Peroxisome proliferator-activated receptor alpha (PPARalpha) potentiates, whereas PPARgamma attenuates, glucose-stimulated insulin secretion in pancreatic beta-cells.

Endocrinology 2005 Aug 5;146(8):3266-76. Epub 2005 May 5.

Department of Biochemistry and Molecular Biology University of Southern Denmark, Campusvej 55, 5230 Odense M, Denmark.

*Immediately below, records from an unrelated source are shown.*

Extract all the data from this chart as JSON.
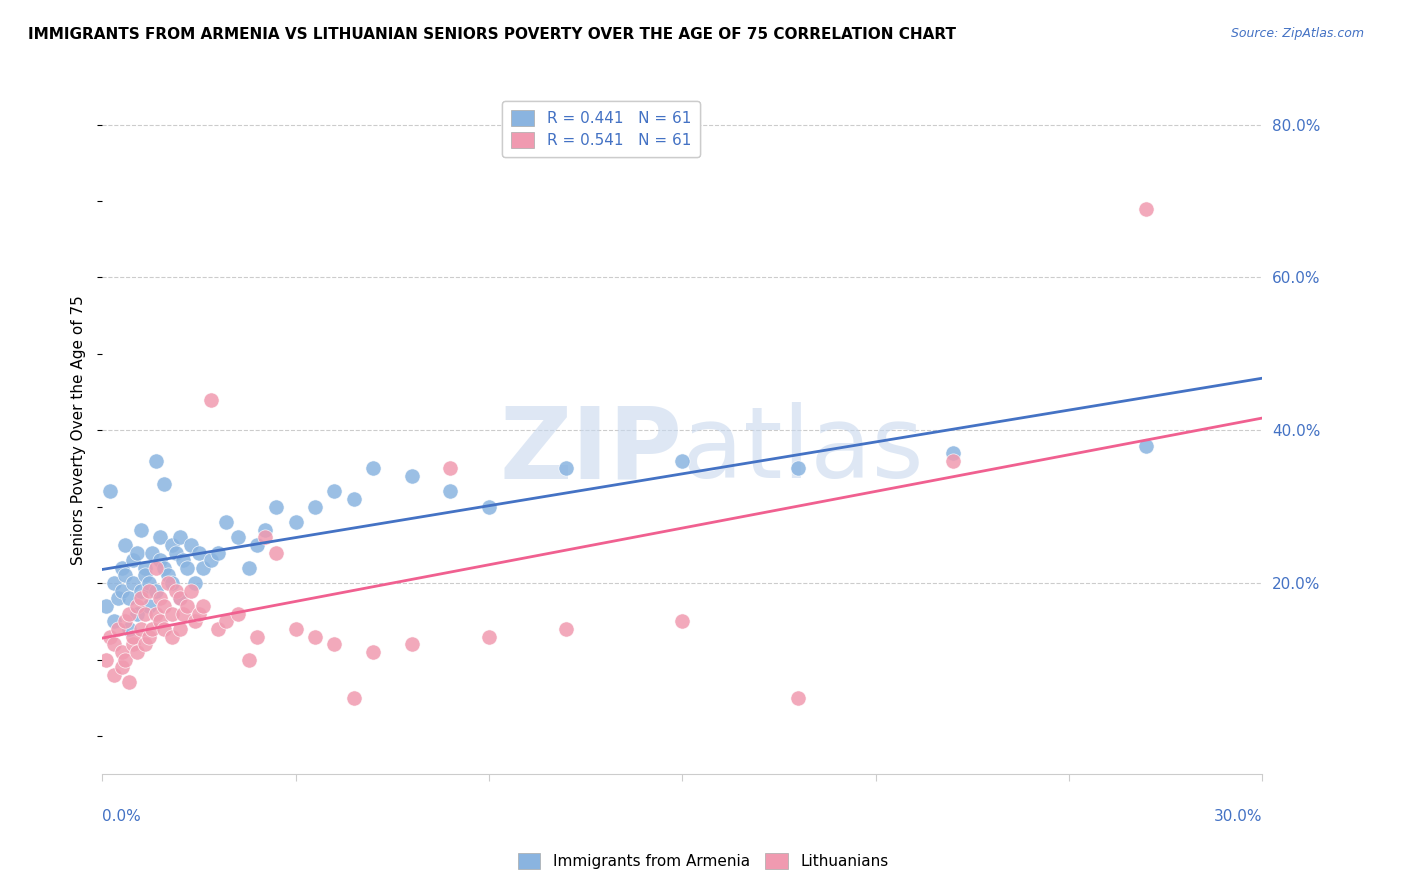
{
  "title": "IMMIGRANTS FROM ARMENIA VS LITHUANIAN SENIORS POVERTY OVER THE AGE OF 75 CORRELATION CHART",
  "source": "Source: ZipAtlas.com",
  "ylabel": "Seniors Poverty Over the Age of 75",
  "series1_color": "#8ab4e0",
  "series2_color": "#f09ab0",
  "line1_color": "#4472C4",
  "line2_color": "#f06090",
  "tick_color": "#4472C4",
  "R1": 0.441,
  "R2": 0.541,
  "N1": 61,
  "N2": 61,
  "xmin": 0.0,
  "xmax": 0.3,
  "ymin": -0.05,
  "ymax": 0.85,
  "Armenia_x": [
    0.001,
    0.002,
    0.003,
    0.003,
    0.004,
    0.005,
    0.005,
    0.006,
    0.006,
    0.007,
    0.007,
    0.008,
    0.008,
    0.009,
    0.009,
    0.01,
    0.01,
    0.011,
    0.011,
    0.012,
    0.012,
    0.013,
    0.014,
    0.014,
    0.015,
    0.015,
    0.016,
    0.016,
    0.017,
    0.018,
    0.018,
    0.019,
    0.02,
    0.02,
    0.021,
    0.022,
    0.023,
    0.024,
    0.025,
    0.026,
    0.028,
    0.03,
    0.032,
    0.035,
    0.038,
    0.04,
    0.042,
    0.045,
    0.05,
    0.055,
    0.06,
    0.065,
    0.07,
    0.08,
    0.09,
    0.1,
    0.12,
    0.15,
    0.18,
    0.22,
    0.27
  ],
  "Armenia_y": [
    0.17,
    0.32,
    0.2,
    0.15,
    0.18,
    0.22,
    0.19,
    0.21,
    0.25,
    0.18,
    0.14,
    0.23,
    0.2,
    0.16,
    0.24,
    0.19,
    0.27,
    0.22,
    0.21,
    0.2,
    0.17,
    0.24,
    0.36,
    0.19,
    0.23,
    0.26,
    0.33,
    0.22,
    0.21,
    0.25,
    0.2,
    0.24,
    0.26,
    0.18,
    0.23,
    0.22,
    0.25,
    0.2,
    0.24,
    0.22,
    0.23,
    0.24,
    0.28,
    0.26,
    0.22,
    0.25,
    0.27,
    0.3,
    0.28,
    0.3,
    0.32,
    0.31,
    0.35,
    0.34,
    0.32,
    0.3,
    0.35,
    0.36,
    0.35,
    0.37,
    0.38
  ],
  "Lithuanian_x": [
    0.001,
    0.002,
    0.003,
    0.003,
    0.004,
    0.005,
    0.005,
    0.006,
    0.006,
    0.007,
    0.007,
    0.008,
    0.008,
    0.009,
    0.009,
    0.01,
    0.01,
    0.011,
    0.011,
    0.012,
    0.012,
    0.013,
    0.014,
    0.014,
    0.015,
    0.015,
    0.016,
    0.016,
    0.017,
    0.018,
    0.018,
    0.019,
    0.02,
    0.02,
    0.021,
    0.022,
    0.023,
    0.024,
    0.025,
    0.026,
    0.028,
    0.03,
    0.032,
    0.035,
    0.038,
    0.04,
    0.042,
    0.045,
    0.05,
    0.055,
    0.06,
    0.065,
    0.07,
    0.08,
    0.09,
    0.1,
    0.12,
    0.15,
    0.18,
    0.22,
    0.27
  ],
  "Lithuanian_y": [
    0.1,
    0.13,
    0.12,
    0.08,
    0.14,
    0.09,
    0.11,
    0.15,
    0.1,
    0.07,
    0.16,
    0.12,
    0.13,
    0.17,
    0.11,
    0.18,
    0.14,
    0.16,
    0.12,
    0.13,
    0.19,
    0.14,
    0.16,
    0.22,
    0.15,
    0.18,
    0.17,
    0.14,
    0.2,
    0.16,
    0.13,
    0.19,
    0.18,
    0.14,
    0.16,
    0.17,
    0.19,
    0.15,
    0.16,
    0.17,
    0.44,
    0.14,
    0.15,
    0.16,
    0.1,
    0.13,
    0.26,
    0.24,
    0.14,
    0.13,
    0.12,
    0.05,
    0.11,
    0.12,
    0.35,
    0.13,
    0.14,
    0.15,
    0.05,
    0.36,
    0.69
  ]
}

Fatty acids (FAs) are known to be important regulators of insulin secretion from pancreatic beta-cells. FA-coenzyme A esters have been shown to directly stimulate the secretion process, whereas long-term exposure of beta-cells to FAs compromises glucose-stimulated insulin secretion (GSIS) by mechanisms unknown to date. It has been speculated that some of these long-term effects are mediated by members of the peroxisome proliferator-activated receptor (PPAR) family via an induction of uncoupling protein-2 (UCP2). In this study we show that adenoviral coexpression of PPARalpha and retinoid X receptor alpha (RXRalpha) in INS-1E beta-cells synergistically and in a dose- and ligand-dependent manner increases the expression of known PPARalpha target genes and enhances FA uptake and beta-oxidation. In contrast, ectopic expression of PPARgamma/RXRalpha increases FA uptake and deposition as triacylglycerides. Although the expression of PPARalpha/RXRalpha leads to the induction of UCP2 mRNA and protein, this is not accompanied by reduced hyperpolarization of the mitochondrial membrane, indicating that under these conditions, increased UCP2 expression is insufficient for dissipation of the mitochondrial proton gradient. Importantly, whereas expression of PPARgamma/RXRalpha attenuates GSIS, the expression of PPARalpha/RXRalpha potentiates GSIS in rat islets and INS-1E cells without affecting the mitochondrial membrane potential. These results show a strong subtype specificity of the two PPAR subtypes alpha and gamma on lipid partitioning and insulin secretion when systematically compared in a beta-cell context.